I have a friend who helps me out in an emergency and as I approach the end of this pregnancy she is helping by bringing Dd2 home from school for me when she picks up her Ds (Dd1 in an Autism unit and gets transported door to door)
I was promised all sorts of help from my family when I got pg with Dd1, just unfortunate that circumstances have meant it has not materialised.

paolosgirl · 14/02/2009 22:21

No, no help here either. My parents are 150 miles away, dh's dad died recently after a very long illness during which time his mum was his carer, and again they live about 100 miles away. Both sisters are down in England. I know so many people who have parents and family locally that help them out - and with 3 kids it would be so nice to have that support network.

FriarKewcumber · 14/02/2009 22:41

ssd - maybe I am being naive at older children perhaps being easier than younger (though being single with DC's of any age is difficult) but as they get older

a) you can take them out with you so you;re not actuially confined to the house every evening as I am at present.
b) when I said pack them off on a sleepover I meant actually ask a few of their friends if they can come on a specific night in exchange for you having theirs on a night of their choosing.
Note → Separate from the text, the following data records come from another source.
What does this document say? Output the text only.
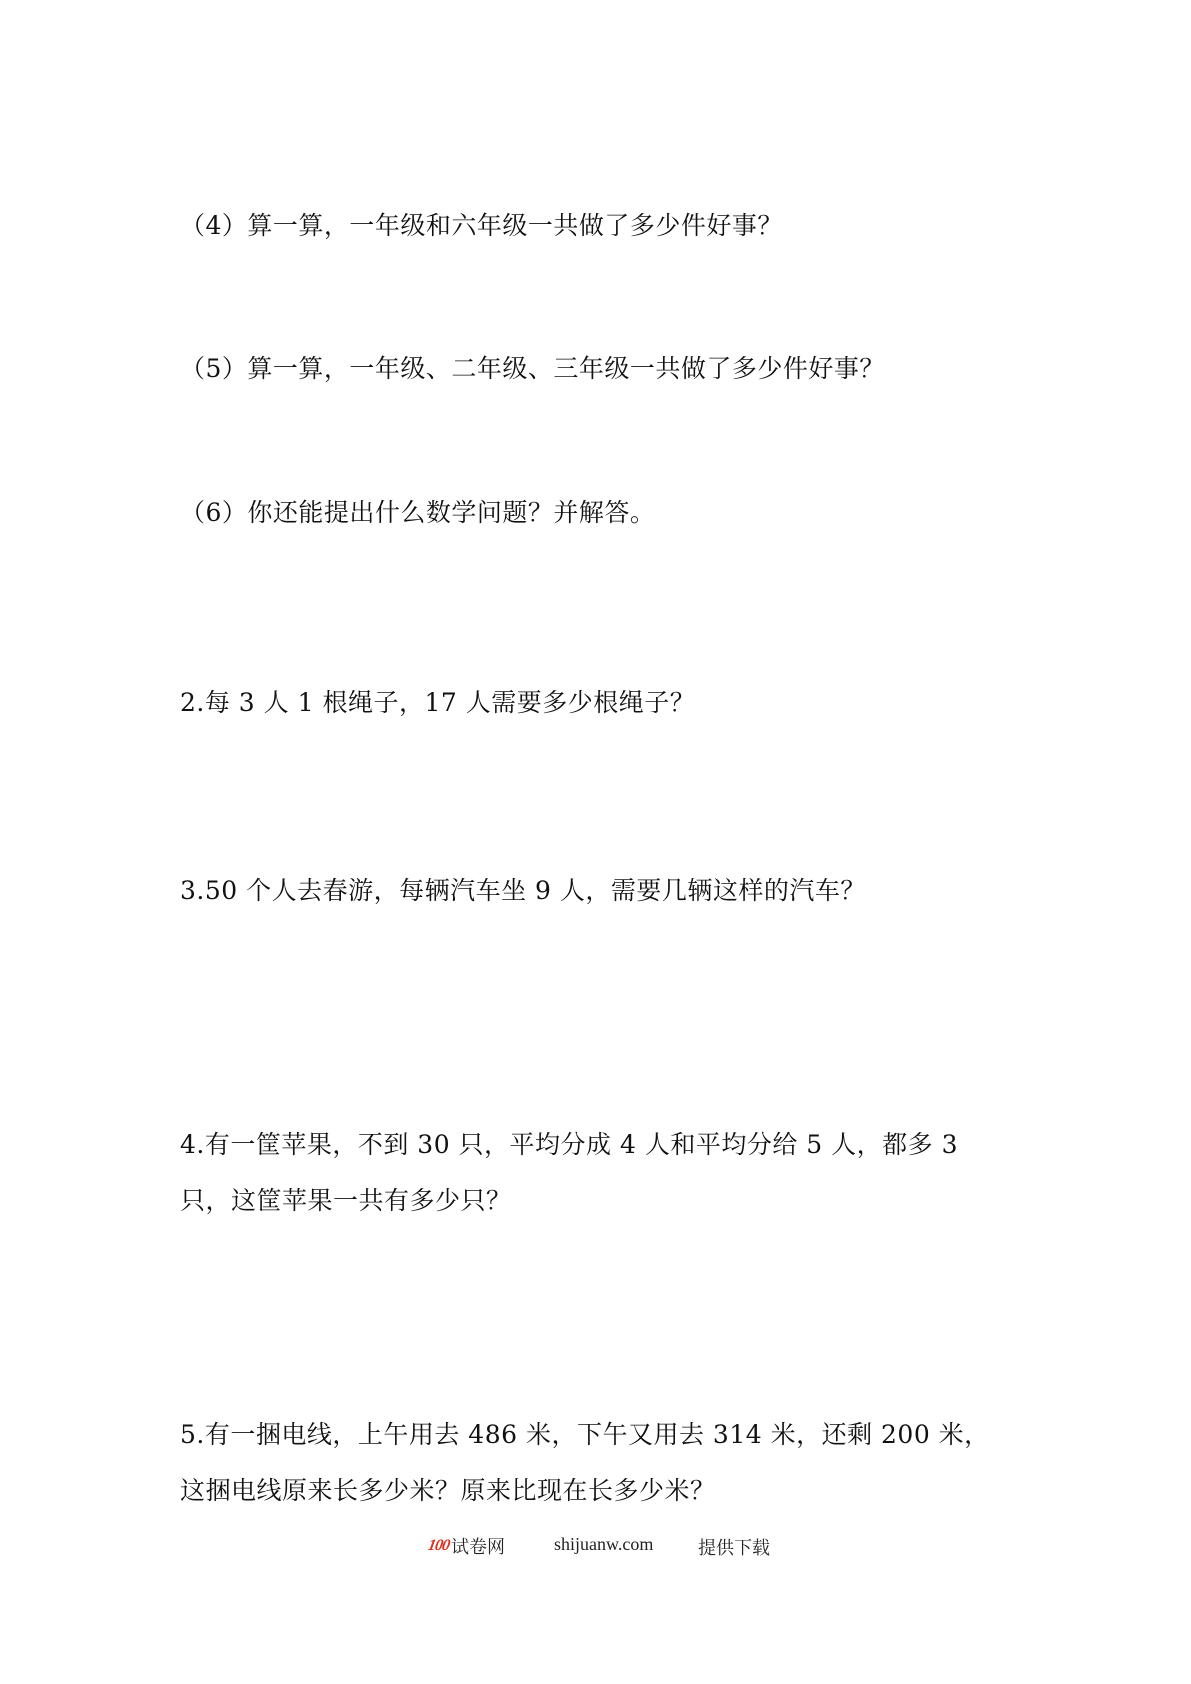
（4）算一算，一年级和六年级一共做了多少件好事？

（5）算一算，一年级、二年级、三年级一共做了多少件好事？

（6）你还能提出什么数学问题？并解答。

2.每 3 人 1 根绳子，17 人需要多少根绳子？

3.50 个人去春游，每辆汽车坐 9 人，需要几辆这样的汽车？

4.有一筐苹果，不到 30 只，平均分成 4 人和平均分给 5 人，都多 3
只，这筐苹果一共有多少只？

5.有一捆电线，上午用去 486 米，下午又用去 314 米，还剩 200 米，
这捆电线原来长多少米？原来比现在长多少米？

100 试卷网	shijuanw.com 提供下载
Maybe I'm just a cheeky bastard but surely most parents would relish having a night off on a night of their own choosing occasionally?

dizzydixies · 14/02/2009 22:53

nothing here either

DH's family live in another country and even though its only a half hour flight away, they're both retired and can't do enough for SIL's kids our seem to be a different story. They've been to see DD3 once since she was born in July and when they are here they disappear off to the shops, go for a wee drive, turn up hours after they've told the kids they're coming or sit and watch TV and read the paper and expect me to 'treat' them as they're on their holidays

my parents, a 2hr drive away, were hugely involved in dnephew's upbringing and yet as I seemed to be so capable I was left to get on with it, mum has since passed away and it doesn't occur to dad to help - not his remit apparently. It breaks my heart that they've missed so much of my girls lives.

I had such a wonderful relationship with my Gran and it saddens me that my lot won't have that at all

we work opposite shifts to look after the kids and on a very rare occasion my aunt will give us a night off (and by this I mean once or twice a year) or a friend of mine will come and sit so we can go to the pictures (once again very rare)

it is tiring and I'd love to be one of those people who has some sort of support but I love the kids and I'm hoping when they start to ask questions re lack of visits etc that my PIL are able to give them decent answers

muffle · 14/02/2009 23:13

We're in this situation too, but I don't really mind - both our families are far away, but that's a good thing as they can be quite hard work and I'm not sure I'd want them babysitting. I have left DS with my mum at home for half an hour, when she was visiting, and that's it. (I once left him - aged 2 - with her in a museum while I went to the toilet and when I came back he'd disappeared and she hadn't noticed! Found him legging it, luckily I know the staff would have caught him at the exit but !)

I also know plenty of families who have relatives on call and around all the time and actually that would drive me up the wall.

And the fact that we both work, with DS at nursery 3 days a week, gives us a break from childcare, and we swap babysitting with friends who live nearby. And me and DP take turns going out on our own as well. Being a single parent would be really hard - scrooged, I would ask for that help!